The “Medicare donut hole” is slowly closing and should be fully eliminated in 2020. Under the ACA, Pharma has been offsetting the cost of closing the donut hole through discounts to seniors with Medicare Part D. It is not likely that a slow repeal of the ACA will reverse the closure of the donut hole; doing so would leave seniors having to pay for hundreds of dollars in drug costs before the full closure of the donut hole—a political and public relations nightmare.

A Slow Repeal Could Remove or Alter Taxes and Fees Paid by Pharma Drug Price Controls and Importing Drugs from Other Countries

Although not part of the slow repeal of the ACA, drug price controls were a big topic on the campaign trail and will likely be a major concern for Pharma under the new administration. A recent Kaiser Family Foundation poll found that 63 percent of Americans want the government to take action to lower drug prices. In a January 2016 campaign stop, candidate Trump deviated from a traditional Republican position by saying that Medicare should directly negotiate the prices it pays for prescription drugs.

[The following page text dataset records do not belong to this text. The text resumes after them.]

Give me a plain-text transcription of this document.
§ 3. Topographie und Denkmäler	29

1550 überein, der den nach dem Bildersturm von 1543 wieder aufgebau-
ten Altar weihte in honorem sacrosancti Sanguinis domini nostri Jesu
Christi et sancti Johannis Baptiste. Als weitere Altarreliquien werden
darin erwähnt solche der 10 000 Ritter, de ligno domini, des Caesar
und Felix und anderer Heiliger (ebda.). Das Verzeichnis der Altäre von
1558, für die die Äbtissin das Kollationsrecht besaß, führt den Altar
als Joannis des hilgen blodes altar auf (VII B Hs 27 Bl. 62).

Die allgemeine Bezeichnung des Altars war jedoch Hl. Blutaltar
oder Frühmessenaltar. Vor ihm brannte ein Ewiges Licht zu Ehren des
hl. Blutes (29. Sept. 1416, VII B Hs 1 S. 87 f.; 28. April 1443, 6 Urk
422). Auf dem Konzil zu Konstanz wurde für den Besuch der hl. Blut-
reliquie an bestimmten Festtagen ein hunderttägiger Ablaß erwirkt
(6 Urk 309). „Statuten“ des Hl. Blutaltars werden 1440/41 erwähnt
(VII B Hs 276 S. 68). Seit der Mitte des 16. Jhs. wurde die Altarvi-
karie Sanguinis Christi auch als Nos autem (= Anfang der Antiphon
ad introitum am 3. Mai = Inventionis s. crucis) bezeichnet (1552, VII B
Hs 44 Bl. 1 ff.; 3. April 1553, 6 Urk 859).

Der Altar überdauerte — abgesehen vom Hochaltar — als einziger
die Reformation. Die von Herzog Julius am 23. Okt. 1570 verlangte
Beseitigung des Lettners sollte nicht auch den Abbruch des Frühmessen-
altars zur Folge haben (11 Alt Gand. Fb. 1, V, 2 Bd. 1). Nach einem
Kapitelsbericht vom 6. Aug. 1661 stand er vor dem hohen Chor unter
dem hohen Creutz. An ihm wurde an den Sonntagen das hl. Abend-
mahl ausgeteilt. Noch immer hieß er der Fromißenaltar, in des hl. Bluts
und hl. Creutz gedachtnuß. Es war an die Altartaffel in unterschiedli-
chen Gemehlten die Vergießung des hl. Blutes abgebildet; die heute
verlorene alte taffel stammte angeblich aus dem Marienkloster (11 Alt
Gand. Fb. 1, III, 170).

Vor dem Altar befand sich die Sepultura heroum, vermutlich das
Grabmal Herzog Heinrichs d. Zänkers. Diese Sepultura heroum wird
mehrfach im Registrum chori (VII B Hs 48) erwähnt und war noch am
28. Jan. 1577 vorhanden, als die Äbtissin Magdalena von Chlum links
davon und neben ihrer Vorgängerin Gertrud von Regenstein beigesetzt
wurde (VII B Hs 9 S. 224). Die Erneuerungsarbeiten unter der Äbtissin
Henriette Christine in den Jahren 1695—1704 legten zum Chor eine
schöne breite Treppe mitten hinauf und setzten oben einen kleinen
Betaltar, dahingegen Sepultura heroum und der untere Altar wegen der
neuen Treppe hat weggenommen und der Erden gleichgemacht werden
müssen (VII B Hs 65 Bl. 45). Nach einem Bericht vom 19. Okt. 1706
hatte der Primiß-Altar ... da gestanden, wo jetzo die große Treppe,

At his first press conference on January 12, 2017, President-Elect Trump said that Pharma “has been getting away with murder,” and President-Elect Trump again promised new bidding procedures, adding that “we’re the largest buyer of drugs in the world, yet we don’t bid it properly.” However, this proposal—similar to an attempt by the Obama administration in 2014—has the potential for massive political backlash, especially with seniors. Trump has also endorsed importing drugs from other countries as a way to reduce drug prices, while simultaneously decrying the relocation of legacy American pharmaceutical firms to foreign countries.

Individually, or combined, these moves could potentially lower drug prices in the U.S. and have a major impact on Pharma.

Under the ACA, Pharma benefitted from an increased pool of individuals with healthcare coverage for prescription drugs. While the Branded Prescription Drug Fee appears as though it will likely be repealed under the slow repeal of the ACA, the biggest question for Pharma revolves around the loss of coverage for individuals currently covered under the ACA, and the prospect for new bidding procedures by the world’s largest purchaser of prescription drugs.

Given the uncertainty and the potential number of changes that could occur for Pharma under the slow repeal of the ACA, our advice for Pharma is: Stay the Course – Assess What You Have – Wait and See – Be Alert – And Don’t Be Silent.